Plaintiff also makes a completely unrelated claim alleging that the Florida Department of Highway Safety and Motor Vehicles is unlawfully holding his driver license. He makes reference to there being a "mistake," that he was not granted custody of his children, but was ordered to pay child support. The relevance of the fact that he was not granted custody of his children is unclear. However, to the extent plaintiff may attempt to claim a constitutional violation because his driving privileges have been suspended, he has failed to state a claim. Driving privileges in the state of Florida are just that, privileges, and they may be revoked or suspended for a wide variety of reasons, including delinquency in payment of child support. See § 322.058, Florida Statutes (suspension of driving privileges due to support delinquency); see also, e.g., § 322.055, Florida Statutes (revocation or suspension of, or delay of eligibility for, driver's license for persons 18 years of age or older convicted of certain drug offenses); § 322.26, Florida Statutes (mandatory revocation of license by department upon conviction of certain offenses); § 322.27, Florida Statutes (authority of department to suspend or revoke license). Therefore, plaintiff has failed to state a constitutional claim with respect to this claim as well.
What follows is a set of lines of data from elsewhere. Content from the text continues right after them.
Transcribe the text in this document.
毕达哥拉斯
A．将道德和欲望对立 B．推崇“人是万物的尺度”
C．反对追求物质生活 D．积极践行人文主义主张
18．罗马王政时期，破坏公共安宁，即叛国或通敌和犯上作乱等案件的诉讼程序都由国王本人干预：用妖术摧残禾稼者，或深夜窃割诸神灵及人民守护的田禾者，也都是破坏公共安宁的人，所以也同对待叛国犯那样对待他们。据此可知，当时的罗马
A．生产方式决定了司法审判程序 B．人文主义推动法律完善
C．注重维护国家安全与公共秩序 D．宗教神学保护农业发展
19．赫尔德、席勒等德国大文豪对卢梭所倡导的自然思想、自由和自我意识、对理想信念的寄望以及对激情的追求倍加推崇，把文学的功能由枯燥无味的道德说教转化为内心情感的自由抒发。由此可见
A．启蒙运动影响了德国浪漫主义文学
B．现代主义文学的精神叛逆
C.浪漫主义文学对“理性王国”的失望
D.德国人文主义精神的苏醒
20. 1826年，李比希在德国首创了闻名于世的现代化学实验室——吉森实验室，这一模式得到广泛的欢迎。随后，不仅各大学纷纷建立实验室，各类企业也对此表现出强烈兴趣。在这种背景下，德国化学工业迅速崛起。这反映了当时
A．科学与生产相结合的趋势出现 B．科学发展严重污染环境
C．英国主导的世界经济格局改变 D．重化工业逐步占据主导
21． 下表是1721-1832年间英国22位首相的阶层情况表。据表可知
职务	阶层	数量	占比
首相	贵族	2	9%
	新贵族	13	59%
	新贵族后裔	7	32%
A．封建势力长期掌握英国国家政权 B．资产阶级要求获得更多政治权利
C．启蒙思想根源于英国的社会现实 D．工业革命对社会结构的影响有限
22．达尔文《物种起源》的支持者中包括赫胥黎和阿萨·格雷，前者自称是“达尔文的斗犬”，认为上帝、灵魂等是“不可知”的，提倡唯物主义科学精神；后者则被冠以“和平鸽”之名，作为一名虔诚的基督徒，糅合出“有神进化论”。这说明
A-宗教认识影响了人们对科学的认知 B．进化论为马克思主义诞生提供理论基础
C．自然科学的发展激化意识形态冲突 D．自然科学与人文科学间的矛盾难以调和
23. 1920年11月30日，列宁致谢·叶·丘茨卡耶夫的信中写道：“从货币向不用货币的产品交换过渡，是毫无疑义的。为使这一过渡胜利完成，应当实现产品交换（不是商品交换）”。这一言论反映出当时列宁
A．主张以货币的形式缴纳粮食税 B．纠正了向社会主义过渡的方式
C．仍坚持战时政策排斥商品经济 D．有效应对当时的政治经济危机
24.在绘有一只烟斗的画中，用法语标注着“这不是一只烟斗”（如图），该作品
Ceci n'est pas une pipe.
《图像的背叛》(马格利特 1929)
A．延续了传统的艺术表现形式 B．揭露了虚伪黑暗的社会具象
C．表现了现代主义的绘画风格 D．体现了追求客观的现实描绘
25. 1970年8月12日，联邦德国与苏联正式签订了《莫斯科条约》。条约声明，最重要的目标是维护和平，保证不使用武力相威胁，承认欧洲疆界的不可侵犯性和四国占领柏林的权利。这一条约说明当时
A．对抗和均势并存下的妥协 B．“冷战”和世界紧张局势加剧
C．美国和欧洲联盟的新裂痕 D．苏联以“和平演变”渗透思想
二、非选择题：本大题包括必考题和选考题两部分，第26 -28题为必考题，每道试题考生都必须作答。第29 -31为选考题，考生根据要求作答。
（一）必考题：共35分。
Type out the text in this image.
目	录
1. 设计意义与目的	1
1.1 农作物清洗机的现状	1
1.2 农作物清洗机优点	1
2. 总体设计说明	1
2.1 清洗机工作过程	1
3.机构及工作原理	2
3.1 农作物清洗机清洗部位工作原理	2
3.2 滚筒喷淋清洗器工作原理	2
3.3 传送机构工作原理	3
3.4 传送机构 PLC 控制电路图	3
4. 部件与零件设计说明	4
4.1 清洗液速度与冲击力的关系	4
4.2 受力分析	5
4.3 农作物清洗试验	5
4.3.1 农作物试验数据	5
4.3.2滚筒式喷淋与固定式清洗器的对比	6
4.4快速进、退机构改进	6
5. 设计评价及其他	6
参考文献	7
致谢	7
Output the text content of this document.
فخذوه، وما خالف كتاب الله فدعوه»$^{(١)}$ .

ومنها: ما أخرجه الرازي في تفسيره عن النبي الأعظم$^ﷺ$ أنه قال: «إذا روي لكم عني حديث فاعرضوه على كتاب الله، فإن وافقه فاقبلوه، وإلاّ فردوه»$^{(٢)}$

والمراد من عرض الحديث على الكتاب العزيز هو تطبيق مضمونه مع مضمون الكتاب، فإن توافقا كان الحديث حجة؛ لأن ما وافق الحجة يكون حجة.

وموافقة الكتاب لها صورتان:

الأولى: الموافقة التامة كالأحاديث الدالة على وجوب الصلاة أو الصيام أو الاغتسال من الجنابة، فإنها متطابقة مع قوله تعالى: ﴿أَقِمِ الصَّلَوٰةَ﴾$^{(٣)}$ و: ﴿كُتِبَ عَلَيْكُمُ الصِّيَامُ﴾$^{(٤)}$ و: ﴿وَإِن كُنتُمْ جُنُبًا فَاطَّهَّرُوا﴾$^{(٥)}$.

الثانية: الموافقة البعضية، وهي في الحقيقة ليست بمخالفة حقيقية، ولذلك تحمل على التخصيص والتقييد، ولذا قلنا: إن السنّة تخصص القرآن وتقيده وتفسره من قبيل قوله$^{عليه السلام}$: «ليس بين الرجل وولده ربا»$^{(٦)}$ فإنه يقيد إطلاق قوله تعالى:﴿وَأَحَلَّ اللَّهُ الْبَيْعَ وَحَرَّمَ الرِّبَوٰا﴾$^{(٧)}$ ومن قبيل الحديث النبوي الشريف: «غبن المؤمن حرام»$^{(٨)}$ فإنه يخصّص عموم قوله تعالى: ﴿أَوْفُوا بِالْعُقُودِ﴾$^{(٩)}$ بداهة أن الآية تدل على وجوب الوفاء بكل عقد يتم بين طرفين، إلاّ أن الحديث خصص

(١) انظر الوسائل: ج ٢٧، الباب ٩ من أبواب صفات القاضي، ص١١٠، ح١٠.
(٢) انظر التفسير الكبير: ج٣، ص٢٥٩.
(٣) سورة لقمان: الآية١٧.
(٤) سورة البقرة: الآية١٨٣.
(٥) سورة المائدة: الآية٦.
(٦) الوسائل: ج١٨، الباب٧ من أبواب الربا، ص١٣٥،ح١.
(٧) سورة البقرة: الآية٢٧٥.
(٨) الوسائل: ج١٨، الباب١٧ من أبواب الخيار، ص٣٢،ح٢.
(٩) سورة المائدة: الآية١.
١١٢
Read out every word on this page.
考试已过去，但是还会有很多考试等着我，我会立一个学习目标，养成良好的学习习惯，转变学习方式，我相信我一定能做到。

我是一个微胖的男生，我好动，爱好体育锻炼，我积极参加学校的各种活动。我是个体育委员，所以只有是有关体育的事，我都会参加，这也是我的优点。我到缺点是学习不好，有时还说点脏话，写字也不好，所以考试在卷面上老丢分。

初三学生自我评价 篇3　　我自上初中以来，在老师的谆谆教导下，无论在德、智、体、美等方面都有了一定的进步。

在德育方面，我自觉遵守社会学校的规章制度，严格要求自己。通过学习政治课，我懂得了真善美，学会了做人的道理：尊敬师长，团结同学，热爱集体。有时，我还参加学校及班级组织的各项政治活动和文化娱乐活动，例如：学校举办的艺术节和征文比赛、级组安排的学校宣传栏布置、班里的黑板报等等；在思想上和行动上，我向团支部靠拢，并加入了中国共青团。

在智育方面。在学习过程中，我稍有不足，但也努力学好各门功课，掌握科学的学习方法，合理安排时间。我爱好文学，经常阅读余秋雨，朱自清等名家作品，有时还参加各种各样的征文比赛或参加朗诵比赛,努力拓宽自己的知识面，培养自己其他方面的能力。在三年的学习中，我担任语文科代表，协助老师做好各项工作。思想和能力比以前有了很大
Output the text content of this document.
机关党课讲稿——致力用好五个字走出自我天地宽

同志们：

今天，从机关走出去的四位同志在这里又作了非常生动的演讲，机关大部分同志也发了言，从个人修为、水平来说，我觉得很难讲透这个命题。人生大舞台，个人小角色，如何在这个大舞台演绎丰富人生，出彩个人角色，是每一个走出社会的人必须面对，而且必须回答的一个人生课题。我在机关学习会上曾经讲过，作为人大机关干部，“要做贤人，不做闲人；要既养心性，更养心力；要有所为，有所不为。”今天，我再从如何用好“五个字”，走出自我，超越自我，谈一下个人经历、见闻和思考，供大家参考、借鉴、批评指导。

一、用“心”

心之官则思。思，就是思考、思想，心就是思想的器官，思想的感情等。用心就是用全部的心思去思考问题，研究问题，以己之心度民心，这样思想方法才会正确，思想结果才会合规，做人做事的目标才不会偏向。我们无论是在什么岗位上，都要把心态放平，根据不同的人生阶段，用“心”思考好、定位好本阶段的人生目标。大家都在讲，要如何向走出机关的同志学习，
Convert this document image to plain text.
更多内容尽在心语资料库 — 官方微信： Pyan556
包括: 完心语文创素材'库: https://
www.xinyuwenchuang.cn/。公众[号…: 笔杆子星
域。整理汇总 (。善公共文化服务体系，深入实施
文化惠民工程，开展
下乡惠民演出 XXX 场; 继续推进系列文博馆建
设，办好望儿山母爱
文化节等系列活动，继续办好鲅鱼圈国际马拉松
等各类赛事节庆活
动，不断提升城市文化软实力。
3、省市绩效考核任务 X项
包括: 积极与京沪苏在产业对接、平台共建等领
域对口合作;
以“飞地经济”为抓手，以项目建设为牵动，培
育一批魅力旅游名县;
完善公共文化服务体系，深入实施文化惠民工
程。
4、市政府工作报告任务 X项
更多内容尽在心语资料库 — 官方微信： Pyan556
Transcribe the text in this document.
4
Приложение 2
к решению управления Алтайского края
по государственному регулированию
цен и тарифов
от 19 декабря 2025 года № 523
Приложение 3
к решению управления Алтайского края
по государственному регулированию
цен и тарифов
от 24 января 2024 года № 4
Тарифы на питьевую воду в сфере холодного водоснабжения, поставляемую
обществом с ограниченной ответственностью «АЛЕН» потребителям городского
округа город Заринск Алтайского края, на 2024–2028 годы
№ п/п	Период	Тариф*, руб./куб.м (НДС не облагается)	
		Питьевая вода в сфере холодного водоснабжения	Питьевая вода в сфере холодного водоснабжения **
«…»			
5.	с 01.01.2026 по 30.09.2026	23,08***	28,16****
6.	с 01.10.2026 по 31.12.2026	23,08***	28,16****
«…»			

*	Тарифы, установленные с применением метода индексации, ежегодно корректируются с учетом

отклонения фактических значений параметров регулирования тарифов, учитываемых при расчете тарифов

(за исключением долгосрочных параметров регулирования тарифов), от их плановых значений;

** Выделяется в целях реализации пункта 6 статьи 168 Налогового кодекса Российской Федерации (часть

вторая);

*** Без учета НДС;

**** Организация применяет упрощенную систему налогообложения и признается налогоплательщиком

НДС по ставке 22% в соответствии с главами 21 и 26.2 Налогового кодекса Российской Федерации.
As plaintiff cannot successfully bring his action as a violation of 42 U.S.C. § 1983, the court is satisfied that plaintiff's complaint lacks an arguable basis in law or fact and that it fails to state a claim.
Accordingly, it is ORDERED:
Plaintiff's motion to proceed in forma pauperis (doc. 2) is GRANTED.
And it is respectfully RECOMMENDED:
That this cause be dismissed for failure to state a claim pursuant to 28 U.S.C. § 1915(e)(2)(B)(ii).